To overcome these challenges, researchers at MIT and the MIT-IBM Watson AI Lab devised a navigation method that converts visual representations into parts of language, which are then fed into one large language model that fulfills all parts of a multi-step navigation task.
Rather than encoding visual elements from images of the robot’s surroundings as visual representations, which is computationally intensive, their method produces text captions that describe the robot’s point of view. A large language model uses captions to predict the actions the bot should perform to meet the user’s language instructions.
Because their method uses purely linguistic representations, they can use a large language model to efficiently generate huge amounts of synthetic training data.
Although this approach does not outperform techniques that use visual features, it works well in situations where there is insufficient visual data for training.
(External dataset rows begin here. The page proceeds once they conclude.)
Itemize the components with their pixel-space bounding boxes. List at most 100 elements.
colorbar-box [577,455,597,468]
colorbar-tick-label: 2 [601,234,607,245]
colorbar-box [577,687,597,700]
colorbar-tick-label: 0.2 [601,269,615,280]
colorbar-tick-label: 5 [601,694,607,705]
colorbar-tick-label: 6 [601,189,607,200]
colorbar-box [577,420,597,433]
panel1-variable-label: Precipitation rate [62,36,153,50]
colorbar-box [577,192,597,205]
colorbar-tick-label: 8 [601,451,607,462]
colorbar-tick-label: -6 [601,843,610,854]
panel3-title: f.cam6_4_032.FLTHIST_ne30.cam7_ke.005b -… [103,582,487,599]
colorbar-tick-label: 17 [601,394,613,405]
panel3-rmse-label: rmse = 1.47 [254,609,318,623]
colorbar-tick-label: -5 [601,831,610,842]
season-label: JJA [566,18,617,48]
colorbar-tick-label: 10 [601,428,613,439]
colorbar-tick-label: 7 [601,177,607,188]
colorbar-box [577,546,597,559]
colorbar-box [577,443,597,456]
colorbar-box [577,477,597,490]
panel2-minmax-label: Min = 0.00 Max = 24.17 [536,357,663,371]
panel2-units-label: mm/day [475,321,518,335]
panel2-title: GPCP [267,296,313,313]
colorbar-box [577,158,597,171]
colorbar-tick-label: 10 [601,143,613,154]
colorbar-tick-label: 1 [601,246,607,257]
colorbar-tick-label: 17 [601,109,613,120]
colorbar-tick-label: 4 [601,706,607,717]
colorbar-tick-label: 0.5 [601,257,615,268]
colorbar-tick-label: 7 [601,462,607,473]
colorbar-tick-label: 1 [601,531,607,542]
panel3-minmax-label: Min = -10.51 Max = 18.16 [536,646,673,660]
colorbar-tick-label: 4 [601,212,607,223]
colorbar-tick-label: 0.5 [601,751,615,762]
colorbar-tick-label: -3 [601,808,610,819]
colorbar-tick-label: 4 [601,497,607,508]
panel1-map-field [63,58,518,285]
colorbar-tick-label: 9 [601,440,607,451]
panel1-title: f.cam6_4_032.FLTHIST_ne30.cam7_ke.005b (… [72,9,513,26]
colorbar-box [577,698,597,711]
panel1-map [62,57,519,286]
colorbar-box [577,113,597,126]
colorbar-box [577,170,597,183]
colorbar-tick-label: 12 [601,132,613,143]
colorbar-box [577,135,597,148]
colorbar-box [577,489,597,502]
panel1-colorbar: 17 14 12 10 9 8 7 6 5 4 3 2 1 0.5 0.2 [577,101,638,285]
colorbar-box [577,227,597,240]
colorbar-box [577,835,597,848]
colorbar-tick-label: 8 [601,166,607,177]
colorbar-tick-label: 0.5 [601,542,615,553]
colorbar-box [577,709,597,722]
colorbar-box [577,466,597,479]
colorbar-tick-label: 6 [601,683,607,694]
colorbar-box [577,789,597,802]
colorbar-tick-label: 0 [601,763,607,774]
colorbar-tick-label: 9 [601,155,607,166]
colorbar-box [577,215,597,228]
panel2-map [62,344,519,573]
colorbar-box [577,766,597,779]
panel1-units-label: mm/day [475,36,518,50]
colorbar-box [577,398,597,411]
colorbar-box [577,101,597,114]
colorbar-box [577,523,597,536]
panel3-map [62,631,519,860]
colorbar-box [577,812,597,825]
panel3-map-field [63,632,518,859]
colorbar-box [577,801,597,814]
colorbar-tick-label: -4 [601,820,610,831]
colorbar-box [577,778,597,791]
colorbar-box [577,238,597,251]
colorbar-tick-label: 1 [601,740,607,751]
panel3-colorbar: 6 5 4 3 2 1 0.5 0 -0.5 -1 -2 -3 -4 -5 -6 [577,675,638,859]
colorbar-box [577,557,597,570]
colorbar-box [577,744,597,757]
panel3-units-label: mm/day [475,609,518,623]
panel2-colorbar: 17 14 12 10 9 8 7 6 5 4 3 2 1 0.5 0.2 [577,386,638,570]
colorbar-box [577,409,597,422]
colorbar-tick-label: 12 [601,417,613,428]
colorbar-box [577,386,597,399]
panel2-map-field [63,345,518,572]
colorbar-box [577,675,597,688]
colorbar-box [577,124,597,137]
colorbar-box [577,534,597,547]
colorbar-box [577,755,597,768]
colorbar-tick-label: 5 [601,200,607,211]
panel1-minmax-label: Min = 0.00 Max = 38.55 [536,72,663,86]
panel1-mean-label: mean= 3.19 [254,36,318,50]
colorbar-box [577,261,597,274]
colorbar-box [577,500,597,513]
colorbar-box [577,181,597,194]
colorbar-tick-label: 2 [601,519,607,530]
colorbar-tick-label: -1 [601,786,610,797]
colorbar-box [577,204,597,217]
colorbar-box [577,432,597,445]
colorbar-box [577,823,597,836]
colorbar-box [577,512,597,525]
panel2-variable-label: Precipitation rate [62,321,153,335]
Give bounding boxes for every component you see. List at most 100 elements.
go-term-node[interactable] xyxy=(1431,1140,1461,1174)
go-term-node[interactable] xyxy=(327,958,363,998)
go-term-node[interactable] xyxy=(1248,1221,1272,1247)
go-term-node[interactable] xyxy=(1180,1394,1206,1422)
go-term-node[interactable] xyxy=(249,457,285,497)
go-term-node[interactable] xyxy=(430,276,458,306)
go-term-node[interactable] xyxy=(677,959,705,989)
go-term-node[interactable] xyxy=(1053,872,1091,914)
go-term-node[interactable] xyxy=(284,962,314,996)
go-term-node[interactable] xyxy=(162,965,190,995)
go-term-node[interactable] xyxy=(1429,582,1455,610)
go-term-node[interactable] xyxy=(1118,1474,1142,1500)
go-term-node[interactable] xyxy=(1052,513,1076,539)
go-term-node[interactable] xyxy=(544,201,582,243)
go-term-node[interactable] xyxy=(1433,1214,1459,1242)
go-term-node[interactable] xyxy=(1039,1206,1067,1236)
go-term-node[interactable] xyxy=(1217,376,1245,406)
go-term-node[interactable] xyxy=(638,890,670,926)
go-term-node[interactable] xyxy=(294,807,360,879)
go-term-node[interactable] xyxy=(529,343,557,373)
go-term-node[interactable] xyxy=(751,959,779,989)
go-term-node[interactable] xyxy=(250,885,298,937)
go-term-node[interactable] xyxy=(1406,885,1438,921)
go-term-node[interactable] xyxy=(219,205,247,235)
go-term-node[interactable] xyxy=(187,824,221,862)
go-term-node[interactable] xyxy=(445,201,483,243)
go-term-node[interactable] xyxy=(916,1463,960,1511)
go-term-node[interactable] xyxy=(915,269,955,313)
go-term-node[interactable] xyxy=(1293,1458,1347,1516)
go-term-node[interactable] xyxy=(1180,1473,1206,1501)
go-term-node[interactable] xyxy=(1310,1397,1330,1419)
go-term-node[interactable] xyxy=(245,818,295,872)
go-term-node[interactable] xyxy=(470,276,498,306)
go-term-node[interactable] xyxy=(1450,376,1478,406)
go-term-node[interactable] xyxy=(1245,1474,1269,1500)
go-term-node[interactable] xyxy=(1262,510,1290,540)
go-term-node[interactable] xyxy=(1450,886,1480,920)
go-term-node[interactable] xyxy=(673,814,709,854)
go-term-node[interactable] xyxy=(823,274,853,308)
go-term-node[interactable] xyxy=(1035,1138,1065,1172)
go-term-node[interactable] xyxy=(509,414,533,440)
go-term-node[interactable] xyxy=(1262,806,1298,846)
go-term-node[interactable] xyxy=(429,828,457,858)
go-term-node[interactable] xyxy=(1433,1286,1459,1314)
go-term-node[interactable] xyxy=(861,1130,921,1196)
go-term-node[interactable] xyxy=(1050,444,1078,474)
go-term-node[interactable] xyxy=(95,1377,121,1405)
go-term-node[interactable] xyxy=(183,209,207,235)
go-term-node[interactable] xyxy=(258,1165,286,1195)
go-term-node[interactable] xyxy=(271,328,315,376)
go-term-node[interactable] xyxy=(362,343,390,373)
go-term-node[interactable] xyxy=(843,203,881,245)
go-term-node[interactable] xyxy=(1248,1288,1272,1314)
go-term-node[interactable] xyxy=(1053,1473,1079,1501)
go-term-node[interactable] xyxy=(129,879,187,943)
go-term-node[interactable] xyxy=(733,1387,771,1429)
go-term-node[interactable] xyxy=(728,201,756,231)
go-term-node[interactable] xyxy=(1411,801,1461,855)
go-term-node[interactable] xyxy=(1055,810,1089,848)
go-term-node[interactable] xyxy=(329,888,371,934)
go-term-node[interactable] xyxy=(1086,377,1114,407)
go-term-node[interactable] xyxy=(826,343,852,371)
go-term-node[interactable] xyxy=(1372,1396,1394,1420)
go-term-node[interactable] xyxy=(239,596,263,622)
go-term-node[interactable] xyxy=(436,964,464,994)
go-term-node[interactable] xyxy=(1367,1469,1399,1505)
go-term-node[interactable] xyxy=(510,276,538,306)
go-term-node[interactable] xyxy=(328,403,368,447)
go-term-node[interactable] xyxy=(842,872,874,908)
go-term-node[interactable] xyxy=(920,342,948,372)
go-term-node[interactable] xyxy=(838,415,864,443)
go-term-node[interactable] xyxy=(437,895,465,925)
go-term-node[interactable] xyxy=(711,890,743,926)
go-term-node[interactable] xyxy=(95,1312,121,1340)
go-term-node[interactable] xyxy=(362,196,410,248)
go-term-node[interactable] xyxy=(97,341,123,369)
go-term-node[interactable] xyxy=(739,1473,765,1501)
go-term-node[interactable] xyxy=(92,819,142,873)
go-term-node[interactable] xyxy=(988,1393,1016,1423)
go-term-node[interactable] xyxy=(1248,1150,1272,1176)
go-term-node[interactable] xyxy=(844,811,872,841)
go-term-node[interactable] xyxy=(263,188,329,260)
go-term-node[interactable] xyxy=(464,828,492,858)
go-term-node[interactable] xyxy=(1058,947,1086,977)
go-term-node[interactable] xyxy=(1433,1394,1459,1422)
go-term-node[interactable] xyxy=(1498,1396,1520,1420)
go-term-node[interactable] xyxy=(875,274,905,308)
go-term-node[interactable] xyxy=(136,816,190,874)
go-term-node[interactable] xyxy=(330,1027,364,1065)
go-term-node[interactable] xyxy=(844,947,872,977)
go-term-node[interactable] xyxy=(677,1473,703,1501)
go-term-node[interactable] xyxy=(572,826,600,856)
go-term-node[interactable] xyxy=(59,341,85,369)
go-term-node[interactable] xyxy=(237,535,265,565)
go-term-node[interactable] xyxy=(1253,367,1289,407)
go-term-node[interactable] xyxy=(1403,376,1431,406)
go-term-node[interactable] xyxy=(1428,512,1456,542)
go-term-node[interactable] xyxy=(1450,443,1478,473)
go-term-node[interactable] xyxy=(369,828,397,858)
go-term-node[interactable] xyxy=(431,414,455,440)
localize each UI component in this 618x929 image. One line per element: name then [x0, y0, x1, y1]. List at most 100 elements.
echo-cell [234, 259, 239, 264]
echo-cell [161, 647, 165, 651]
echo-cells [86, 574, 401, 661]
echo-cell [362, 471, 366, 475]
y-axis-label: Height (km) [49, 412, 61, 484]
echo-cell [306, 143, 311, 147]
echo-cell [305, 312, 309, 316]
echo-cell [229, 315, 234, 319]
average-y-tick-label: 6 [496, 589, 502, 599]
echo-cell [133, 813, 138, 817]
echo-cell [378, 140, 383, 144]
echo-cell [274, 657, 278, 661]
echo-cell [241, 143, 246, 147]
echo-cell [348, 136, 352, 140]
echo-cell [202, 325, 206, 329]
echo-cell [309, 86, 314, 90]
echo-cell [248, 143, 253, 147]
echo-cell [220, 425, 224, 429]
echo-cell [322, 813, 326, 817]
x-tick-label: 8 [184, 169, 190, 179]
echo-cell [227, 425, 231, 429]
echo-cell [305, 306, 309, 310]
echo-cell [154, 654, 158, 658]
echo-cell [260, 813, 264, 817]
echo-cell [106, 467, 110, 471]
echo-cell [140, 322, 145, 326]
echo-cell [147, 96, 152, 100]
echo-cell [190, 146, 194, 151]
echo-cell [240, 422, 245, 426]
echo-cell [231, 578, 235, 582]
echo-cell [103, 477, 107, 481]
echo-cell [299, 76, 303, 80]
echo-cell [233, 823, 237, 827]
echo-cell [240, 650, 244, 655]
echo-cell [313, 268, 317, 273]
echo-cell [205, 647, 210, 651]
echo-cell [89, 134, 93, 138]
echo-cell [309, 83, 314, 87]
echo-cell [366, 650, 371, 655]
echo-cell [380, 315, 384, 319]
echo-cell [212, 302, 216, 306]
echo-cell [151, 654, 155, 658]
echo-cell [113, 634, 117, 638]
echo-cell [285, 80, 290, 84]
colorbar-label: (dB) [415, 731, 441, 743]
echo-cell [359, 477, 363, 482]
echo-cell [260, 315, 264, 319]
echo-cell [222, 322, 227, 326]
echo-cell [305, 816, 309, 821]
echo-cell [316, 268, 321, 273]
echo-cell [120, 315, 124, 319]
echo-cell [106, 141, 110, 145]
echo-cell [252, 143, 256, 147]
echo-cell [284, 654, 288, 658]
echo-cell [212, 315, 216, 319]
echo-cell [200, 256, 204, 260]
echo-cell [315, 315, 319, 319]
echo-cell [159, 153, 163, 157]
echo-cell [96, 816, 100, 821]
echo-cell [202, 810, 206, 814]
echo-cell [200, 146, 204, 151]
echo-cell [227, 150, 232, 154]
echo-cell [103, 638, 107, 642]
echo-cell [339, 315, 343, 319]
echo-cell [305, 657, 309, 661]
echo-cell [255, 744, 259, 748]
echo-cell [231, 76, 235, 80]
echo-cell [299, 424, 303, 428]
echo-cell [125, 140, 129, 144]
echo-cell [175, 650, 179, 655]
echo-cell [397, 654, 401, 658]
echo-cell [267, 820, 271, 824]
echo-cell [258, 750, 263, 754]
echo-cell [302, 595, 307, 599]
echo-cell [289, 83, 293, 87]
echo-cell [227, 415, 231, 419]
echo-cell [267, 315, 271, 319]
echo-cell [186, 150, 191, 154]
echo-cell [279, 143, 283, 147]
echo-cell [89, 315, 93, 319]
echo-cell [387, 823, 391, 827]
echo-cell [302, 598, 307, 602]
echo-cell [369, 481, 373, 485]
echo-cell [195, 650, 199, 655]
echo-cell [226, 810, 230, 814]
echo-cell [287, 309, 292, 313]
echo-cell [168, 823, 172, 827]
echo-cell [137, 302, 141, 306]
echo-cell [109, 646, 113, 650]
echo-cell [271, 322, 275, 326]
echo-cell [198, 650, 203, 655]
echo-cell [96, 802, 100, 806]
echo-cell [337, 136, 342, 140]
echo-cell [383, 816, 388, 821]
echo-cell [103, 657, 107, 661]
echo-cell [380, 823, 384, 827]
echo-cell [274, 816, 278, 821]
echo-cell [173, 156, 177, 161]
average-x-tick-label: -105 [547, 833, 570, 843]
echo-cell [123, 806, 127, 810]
The researchers found that combining their linguistic inputs with visual cues led to better navigation performance.
“By using language as a perceptual representation, our approach is more straightforward. Since all the inputs can be encoded as a language, we can generate a human-understandable trajectory,” says Bowen Pan, an Electrical Engineering and Computer Science (EECS) graduate student and lead author of a paper on the approach.
Pan’s co-authors include his advisor Aude Oliva, Director of Strategic Industry at the MIT Schwarzman College of Computing, MIT Director of the MIT-IBM Watson AI Lab, and Principal Investigator of the Computer Science and Artificial Intelligence Laboratory (CSAIL); Philip Isola, associate professor of EECS and member of CSAIL; lead author Yoon Kim, EECS Assistant Professor and CSAIL Fellow; and others at the MIT-IBM Watson AI Lab and Dartmouth College. The research will be presented at a conference of the North American branch of the Association for Computational Linguistics.
Solving the visual problem with language
Because large language models are the most powerful machine learning models available, researchers have sought to incorporate them into a complex task known as vision-language navigation, Pan says.
But such models take text input and cannot process visual data from the robot’s camera. So the team needed to find a way to use the language instead.
Their technique uses a simple caption model to obtain textual descriptions of the robot’s visual observations. These captions are combined with language instructions and fed into a large language model that decides what navigation step the robot should take next.
The large language model creates the caption of the scene that the bot should see after completing this step. This is used to update the trajectory history so the robot can keep track of where it has been.
The model repeats these processes to create a trajectory that guides the robot to its goal, step by step.
To streamline the process, the researchers designed templates so observation information is presented to the model in a standard form—as a series of choices the robot can make based on its surroundings.
For example, the caption could say “To your left is a door with a potted plant, behind you is a small office with a desk and computer” etc. The model chooses whether the robot should move towards the door or towards the office.
“One of the biggest challenges was figuring out how to encode this kind of information into the language in the right way so that the agent understands what the task is and how it should respond,” says Pan.
Advantages of the language
When they tested this approach, while it failed to outperform vision-based techniques, they found that it offered several advantages.
First, since text requires less computational resources to synthesize than complex image data, their method can be used to rapidly generate synthetic training data. In one test, they generated 10,000 synthetic trajectories based on 10 real, visual trajectories.
This technique can also bridge a gap that can prevent an agent trained in a simulated environment from performing well in the real world. This gap often occurs because computer-generated images can appear quite different from actual scenes due to elements such as lighting or color. But language that describes a synthetic versus a real image would be much harder to distinguish, Pan says.
Also, the representations their model uses are easier for humans to understand because they are written in natural language.
“If an agent falls short of its goal, we can more easily determine where it failed and why it failed. “Perhaps the information about the history is not clear enough, or the observation ignores some important details,” says Pan.
Moreover, their method could be more easily applied to different tasks and environments because it uses only one type of input. If the data can be encoded as a language, they can use the same model without any modifications.
But one drawback is that their method naturally loses some information that would be captured by vision-based models, such as depth information.
However, the researchers were surprised to see that combining language representations with vision-based methods improves the agent’s ability to navigate.
“Perhaps this means that language can capture some higher-level information than cannot be captured by the functions of pure vision,” he says.
This is one area that scientists want to continue to investigate. They also want to develop a navigation-oriented descriptor that could increase the performance of the method. In addition, they want to explore the ability of large language models to exhibit spatial awareness and see how this could aid language navigation.
This research is partially funded by the MIT-IBM Watson AI Lab.